# Breathkillers Revisited



## Chief Longwind Of The North (Nov 20, 2009)

Many moons ago, we had a thread called "Breathkillers".  We had another called "Unique and Great Sandwiches.  There were many great sandwich ideas and recipes in those threads.  So, I'm revisiting the idea with the following sandwich that I created this morning.  But be aware, it's scary.
I was in the mood for something different this morning and tried ingredients that seemed interesting, if strange playmates.  But the sandwich turned out quite good, and definitely qualifies as a breath-killer.  You will just have to take my word for this, that the individual parts compliment each other, and keep each from overpowering the sandwich.  But you will look at this and wonder; "Is this guy crazy!"

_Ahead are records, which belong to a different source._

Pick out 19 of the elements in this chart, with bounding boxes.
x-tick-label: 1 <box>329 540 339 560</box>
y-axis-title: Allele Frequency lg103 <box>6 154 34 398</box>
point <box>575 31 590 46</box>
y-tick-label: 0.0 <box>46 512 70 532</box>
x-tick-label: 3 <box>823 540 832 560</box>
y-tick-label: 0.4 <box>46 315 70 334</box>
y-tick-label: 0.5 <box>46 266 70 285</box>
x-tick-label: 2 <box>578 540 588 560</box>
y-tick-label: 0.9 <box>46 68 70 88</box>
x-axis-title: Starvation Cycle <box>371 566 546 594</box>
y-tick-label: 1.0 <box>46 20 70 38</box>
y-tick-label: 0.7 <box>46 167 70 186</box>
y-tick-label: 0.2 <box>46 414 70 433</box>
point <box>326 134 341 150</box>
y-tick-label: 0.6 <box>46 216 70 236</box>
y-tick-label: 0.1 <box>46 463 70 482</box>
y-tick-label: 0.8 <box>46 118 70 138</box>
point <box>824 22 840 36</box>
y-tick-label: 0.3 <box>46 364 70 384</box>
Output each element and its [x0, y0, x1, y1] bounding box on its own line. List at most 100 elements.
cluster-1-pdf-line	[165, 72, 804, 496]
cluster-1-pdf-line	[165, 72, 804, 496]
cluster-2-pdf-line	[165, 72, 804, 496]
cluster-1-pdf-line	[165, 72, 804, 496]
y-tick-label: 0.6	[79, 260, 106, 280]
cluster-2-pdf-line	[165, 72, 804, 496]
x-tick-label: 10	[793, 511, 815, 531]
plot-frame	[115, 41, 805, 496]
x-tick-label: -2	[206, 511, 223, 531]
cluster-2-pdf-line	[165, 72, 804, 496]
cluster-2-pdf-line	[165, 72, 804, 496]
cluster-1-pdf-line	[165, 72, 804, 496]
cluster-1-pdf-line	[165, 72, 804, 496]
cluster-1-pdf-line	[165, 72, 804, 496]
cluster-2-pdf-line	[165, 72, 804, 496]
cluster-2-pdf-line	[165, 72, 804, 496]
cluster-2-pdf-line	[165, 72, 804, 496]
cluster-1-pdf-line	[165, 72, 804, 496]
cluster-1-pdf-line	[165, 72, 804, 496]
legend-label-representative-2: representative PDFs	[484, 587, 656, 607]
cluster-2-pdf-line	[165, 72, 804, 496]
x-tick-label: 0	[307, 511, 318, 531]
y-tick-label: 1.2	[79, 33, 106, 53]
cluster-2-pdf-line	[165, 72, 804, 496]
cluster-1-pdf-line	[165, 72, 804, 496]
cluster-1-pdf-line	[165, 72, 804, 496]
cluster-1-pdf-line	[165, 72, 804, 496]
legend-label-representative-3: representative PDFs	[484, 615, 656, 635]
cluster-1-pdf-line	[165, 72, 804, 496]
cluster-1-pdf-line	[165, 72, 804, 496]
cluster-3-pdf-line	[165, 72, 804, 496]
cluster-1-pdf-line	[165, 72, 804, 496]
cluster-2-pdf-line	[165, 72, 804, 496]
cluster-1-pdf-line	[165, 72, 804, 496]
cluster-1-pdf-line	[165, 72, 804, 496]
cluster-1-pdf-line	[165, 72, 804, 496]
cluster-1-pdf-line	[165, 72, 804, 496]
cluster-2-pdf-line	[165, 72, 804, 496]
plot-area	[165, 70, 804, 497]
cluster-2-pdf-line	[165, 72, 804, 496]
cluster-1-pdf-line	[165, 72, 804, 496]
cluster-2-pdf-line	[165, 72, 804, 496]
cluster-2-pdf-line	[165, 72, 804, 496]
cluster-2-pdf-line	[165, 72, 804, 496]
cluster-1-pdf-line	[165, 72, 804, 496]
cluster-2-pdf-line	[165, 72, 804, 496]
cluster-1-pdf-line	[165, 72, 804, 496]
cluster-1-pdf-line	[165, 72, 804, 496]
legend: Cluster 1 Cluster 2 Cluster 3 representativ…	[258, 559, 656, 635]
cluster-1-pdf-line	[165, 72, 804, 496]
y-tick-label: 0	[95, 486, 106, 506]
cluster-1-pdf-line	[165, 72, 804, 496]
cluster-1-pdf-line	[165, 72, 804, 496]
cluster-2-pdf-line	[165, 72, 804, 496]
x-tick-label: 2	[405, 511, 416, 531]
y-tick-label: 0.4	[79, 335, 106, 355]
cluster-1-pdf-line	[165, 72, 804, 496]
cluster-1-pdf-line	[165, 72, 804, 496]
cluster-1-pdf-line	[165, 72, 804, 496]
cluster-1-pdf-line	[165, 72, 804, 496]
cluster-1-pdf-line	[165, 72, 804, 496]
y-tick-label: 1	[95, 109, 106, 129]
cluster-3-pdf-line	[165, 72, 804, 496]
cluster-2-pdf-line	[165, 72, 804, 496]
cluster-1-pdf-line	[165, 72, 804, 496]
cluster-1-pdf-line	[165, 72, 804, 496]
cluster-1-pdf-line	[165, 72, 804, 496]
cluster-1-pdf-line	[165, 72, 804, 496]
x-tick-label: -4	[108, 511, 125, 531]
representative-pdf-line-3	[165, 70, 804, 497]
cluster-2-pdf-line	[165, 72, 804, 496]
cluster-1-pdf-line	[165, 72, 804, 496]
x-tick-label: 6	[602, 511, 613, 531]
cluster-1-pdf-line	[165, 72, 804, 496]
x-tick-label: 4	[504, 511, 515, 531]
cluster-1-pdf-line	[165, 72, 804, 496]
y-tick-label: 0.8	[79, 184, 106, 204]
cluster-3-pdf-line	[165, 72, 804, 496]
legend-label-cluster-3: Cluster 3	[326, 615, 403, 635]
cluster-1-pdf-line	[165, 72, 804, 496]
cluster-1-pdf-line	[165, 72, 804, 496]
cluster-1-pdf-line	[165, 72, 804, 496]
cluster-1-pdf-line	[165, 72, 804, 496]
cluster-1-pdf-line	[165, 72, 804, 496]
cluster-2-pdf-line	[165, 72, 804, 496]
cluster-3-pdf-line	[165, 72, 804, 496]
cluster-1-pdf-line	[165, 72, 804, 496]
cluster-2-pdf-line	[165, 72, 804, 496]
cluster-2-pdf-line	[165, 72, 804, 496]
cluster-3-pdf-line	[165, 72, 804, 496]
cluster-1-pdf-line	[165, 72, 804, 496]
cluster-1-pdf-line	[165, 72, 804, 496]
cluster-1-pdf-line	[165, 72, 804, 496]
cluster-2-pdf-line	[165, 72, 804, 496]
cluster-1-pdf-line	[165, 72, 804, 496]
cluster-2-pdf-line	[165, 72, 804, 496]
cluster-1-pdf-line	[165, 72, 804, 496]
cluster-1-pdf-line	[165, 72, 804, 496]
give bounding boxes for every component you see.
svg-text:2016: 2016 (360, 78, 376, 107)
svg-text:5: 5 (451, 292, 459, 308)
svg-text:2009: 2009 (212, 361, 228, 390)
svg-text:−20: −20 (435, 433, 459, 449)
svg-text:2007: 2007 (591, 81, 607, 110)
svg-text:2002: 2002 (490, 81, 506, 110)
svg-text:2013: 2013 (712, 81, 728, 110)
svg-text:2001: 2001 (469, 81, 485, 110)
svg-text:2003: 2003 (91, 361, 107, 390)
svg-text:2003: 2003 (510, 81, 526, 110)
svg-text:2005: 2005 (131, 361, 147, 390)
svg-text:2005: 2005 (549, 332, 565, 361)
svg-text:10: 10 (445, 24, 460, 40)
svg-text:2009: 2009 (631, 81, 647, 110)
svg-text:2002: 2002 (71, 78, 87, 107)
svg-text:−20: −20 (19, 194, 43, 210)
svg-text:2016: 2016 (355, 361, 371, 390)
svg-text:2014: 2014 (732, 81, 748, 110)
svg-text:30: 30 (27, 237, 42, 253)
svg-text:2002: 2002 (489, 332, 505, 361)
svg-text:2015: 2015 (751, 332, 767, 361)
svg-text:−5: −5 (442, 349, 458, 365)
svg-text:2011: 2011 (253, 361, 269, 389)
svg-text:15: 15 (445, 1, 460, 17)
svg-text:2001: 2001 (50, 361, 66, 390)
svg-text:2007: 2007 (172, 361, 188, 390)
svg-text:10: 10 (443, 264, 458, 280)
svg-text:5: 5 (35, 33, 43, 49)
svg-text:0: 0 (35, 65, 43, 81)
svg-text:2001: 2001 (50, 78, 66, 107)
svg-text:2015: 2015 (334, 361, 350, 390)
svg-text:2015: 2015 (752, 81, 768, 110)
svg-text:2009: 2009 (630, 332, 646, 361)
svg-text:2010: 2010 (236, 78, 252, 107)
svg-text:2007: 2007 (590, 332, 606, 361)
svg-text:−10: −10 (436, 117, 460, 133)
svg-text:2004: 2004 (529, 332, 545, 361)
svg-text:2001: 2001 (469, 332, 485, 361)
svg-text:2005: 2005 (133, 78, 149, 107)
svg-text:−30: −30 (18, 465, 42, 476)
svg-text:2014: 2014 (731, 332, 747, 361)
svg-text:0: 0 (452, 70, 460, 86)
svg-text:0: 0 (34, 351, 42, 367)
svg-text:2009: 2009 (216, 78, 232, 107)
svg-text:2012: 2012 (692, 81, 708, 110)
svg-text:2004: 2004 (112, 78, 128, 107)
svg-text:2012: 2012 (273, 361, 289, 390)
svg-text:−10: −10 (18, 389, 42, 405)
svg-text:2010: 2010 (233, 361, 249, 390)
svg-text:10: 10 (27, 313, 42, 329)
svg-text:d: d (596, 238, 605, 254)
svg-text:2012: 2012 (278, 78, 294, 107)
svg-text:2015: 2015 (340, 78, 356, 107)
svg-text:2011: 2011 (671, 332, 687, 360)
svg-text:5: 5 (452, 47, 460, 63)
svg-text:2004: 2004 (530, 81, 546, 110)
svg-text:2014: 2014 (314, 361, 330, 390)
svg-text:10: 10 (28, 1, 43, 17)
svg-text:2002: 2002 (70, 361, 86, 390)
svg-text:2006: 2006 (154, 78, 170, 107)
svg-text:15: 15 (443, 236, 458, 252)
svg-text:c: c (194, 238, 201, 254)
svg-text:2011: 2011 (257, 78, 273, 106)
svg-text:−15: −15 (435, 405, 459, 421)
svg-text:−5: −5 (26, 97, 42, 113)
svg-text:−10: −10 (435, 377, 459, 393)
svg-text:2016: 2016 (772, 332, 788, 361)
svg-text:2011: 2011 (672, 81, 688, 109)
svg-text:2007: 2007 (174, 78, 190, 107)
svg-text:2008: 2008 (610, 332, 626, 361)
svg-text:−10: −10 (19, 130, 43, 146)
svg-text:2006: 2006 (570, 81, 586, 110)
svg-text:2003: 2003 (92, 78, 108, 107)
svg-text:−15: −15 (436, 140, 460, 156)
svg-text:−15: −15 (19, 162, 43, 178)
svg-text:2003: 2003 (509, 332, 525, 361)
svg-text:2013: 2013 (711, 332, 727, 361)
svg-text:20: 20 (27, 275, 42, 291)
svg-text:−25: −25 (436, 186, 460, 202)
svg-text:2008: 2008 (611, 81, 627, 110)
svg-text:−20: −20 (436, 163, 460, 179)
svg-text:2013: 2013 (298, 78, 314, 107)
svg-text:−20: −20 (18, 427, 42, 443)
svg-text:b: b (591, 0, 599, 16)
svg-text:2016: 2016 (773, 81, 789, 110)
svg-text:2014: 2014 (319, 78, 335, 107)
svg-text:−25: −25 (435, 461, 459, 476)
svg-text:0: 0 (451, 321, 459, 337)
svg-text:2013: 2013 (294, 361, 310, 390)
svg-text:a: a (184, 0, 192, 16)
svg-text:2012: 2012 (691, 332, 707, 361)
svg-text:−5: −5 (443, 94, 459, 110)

I'm not sure what to call this beast, but here are the ingredients:

*1 ripe Haas Avacodo
*3 tbs. finely diced onion
*1 large clove garlic, finely diced
*1 tsp. lemmon juice
*2 tbs. Sriracha Hot Sauce
*Extra, extra sharp Cheddar Cheese, freshly sliced and enough to cover a  
  bread slice
3 slices good liverwurst
2 slices whole wheat bread, toasted.

Combine the avacodo, onion, garlic, lemmon juice, and notsauce together in a bowl.  Mash with a fork until smooth.  Slather this intense guacomole onto one slice of toasted bread.  Top with cheese slices, then with the liverwurst.  Cover with the second toast slice.  Enjoy.

This sandwich is garunteed to either awaken your taste buds, or kill them.  Even milk did little to calm down the palate after munching this sandwich.  But as I said, it tasted pretty good.  I'd eat it again, but not for a week or two.

This might be one of my "challenge" sandwiches, you know, the kind you bet your buddy that he or she can't eat.  But you might be suprized.  They may ask for a second one.

Seeeeeeya; Goodweed of the North


----------



## larry_stewart (Nov 20, 2009)

I can definitely see it ( up until the liverwurst, since Im a vegetarian).  Actually, last night for dinner I had an avocado sandwich, not nearly as extreme ( or breathkiller) as yours was.  Just sliced avocado + chopped onion + a little salt on a keiser roll.  I had a friend from el salvador who would also chop a hard boiled egg and include that on the same sandwich.    I like the cheddar cheese addition.  I may include that next time around.


----------



## GrillingFool (Nov 20, 2009)

Oh yeah, that sounds really good!
Really really good!


----------



## Elf (Nov 21, 2009)

If you are a liverwurst fan, this doesn't sound bad.


----------



## stinemates (Dec 8, 2009)

You had me until the wheat sliced bread.

Sliced bread on such a mountain of/wet ingredients screams soggy, even toasted.

I'd love to try it on a good san francisco baguette, though!


----------